Hunderte Temeswarer Bürger, darunter viele Jugendliche, demonstrierten auf dem Opernplatz für die Einrichtung von mehr Fahrradwegen in ihrer Stadt.

Im Zuge der Sanierung des Freiheitsplatzes in Temeswar wurde auch das Nepomuk-Denkmal (auch als Marienstatue oder Pestsäule bekannt) instandgesetzt. Fotos: Anita Maurer

„Europa ist unser gemeinsames Haus, unser Zukunftsprojekt, an dem wir bauen. Doch wie gut kennen wir die Räume unseres Hauses? Nehmen wir zum Beispiel den südosteuropäischen Flügel unseres Hauses Europa und schauen in die Stube Rumänien. Besser gesagt, in den Südwesten des Landes, in die Region mit dem Namen Banat. Was wissen wir über die Europäer, die dort leben und arbeiten? Örtliches Zentrum unserer Begegnungen bleibt Temeswar. Die zweitgrößte Stadt Rumäniens ist das wirtschaftliche und kulturelle Zentrum des Banats. Die Region im Westen des Landes ist das Siedlungsgebiet der Banater Schwaben. Die Stadt am Ufer der Bega ist in ihrer
architektonischen Grundstruktur durch die K. u. K.-Monarchie geprägt, von daher der Kosename „Kleinwien“. Die Grenzlage und die historischen Verwicklungen färbten auch auf die Menschen im Banat ab: Sie beherrschen in der Regel mehrere Sprachen und gehören unterschiedlichen Glaubensgemeinschaften an.“ Mit dieser Einführung lud die Vorsitzende des Frauenverbands im Bund der Vertriebenen, Dr. Maria Werthan, die etwa 35 teilnehmenden Gäste ein, an dem umfangreichen Tagungsprogramm teilzunehmen,  Land und Leute kennenzulernen und mit den Menschen vor Ort über unsere gemeinsame Zukunft in Europa zu reden.
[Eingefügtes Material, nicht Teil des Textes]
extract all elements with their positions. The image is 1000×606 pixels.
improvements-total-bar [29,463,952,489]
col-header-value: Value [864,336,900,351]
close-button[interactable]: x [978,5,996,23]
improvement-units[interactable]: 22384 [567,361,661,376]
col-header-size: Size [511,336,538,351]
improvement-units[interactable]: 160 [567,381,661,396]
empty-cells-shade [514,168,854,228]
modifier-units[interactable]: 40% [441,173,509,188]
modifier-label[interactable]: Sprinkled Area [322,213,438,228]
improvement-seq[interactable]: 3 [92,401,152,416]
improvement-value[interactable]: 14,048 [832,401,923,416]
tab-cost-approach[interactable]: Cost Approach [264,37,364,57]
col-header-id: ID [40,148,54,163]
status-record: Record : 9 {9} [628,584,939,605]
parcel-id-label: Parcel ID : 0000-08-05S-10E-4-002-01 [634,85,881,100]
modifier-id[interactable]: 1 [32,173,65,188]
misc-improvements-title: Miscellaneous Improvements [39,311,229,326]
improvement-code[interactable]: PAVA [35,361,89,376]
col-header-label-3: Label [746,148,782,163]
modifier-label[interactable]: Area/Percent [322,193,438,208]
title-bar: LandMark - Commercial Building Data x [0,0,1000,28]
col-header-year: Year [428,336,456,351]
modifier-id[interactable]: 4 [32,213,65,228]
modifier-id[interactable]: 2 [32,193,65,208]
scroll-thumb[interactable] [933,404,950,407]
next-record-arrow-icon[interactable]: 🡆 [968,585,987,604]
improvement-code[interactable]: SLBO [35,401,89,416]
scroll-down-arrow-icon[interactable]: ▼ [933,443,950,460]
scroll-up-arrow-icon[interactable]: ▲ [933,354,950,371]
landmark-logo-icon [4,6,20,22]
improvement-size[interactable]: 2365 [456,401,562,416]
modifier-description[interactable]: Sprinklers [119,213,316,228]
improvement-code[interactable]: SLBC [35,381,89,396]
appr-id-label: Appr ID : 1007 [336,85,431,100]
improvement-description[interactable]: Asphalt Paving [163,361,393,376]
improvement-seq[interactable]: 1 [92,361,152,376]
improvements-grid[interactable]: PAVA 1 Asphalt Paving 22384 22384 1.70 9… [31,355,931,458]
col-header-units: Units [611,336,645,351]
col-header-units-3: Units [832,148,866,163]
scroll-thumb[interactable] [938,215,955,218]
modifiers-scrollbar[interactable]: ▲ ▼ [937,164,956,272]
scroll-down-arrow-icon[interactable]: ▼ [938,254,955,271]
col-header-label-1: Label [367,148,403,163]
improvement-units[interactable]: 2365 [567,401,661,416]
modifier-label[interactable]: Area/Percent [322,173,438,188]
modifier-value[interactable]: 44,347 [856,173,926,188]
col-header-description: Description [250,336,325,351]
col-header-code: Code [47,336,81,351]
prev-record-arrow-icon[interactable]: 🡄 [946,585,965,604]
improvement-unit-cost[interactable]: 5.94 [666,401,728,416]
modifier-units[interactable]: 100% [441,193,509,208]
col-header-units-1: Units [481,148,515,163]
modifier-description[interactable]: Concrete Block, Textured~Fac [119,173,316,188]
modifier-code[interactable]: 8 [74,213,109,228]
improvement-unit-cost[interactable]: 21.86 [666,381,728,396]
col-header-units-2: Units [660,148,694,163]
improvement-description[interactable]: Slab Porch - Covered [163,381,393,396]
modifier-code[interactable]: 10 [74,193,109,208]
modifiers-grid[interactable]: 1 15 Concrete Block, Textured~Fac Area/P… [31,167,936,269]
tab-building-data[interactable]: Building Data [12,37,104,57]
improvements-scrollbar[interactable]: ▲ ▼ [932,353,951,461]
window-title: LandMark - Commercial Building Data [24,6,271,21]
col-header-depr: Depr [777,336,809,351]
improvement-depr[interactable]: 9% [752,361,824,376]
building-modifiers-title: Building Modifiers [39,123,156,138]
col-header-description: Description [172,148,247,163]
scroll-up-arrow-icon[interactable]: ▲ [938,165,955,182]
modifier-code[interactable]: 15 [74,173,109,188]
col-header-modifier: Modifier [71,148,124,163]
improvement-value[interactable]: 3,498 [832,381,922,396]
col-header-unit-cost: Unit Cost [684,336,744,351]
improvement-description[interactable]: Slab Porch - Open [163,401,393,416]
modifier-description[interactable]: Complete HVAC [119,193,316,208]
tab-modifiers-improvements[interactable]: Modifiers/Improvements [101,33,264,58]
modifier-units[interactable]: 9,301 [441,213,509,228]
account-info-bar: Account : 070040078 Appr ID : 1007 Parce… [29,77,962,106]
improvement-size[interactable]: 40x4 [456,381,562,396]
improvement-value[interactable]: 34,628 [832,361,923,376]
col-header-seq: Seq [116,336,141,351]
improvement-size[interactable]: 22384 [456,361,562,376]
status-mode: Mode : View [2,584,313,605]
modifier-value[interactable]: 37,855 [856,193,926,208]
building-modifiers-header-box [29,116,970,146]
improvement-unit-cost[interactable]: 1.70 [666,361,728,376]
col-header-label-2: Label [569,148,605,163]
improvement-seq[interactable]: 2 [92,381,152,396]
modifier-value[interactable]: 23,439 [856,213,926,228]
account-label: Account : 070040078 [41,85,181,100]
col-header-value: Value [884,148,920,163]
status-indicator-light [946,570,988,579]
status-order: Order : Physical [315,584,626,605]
Mit dem Empfang im Temeswarer Rathaus, das wir an einem sonnigen Herbstmorgen betraten, haben die gemeinsamen Gespräche begonnen. Eine Ausstellung Temeswarer Fotokünstler verkürzte die Wartezeit auf den stellvertretenden Bürgermeister, der mit Verspätung die Gruppe empfing und über die deutschen Hinterlassenschaften in Temeswar, über Partnerschaften und Zukunftsprojekte der Stadt sprach (die Ausgrabungen am Freiheitsplatz, das Projekt am Domplatz, deutsche Firmensitze u.a.).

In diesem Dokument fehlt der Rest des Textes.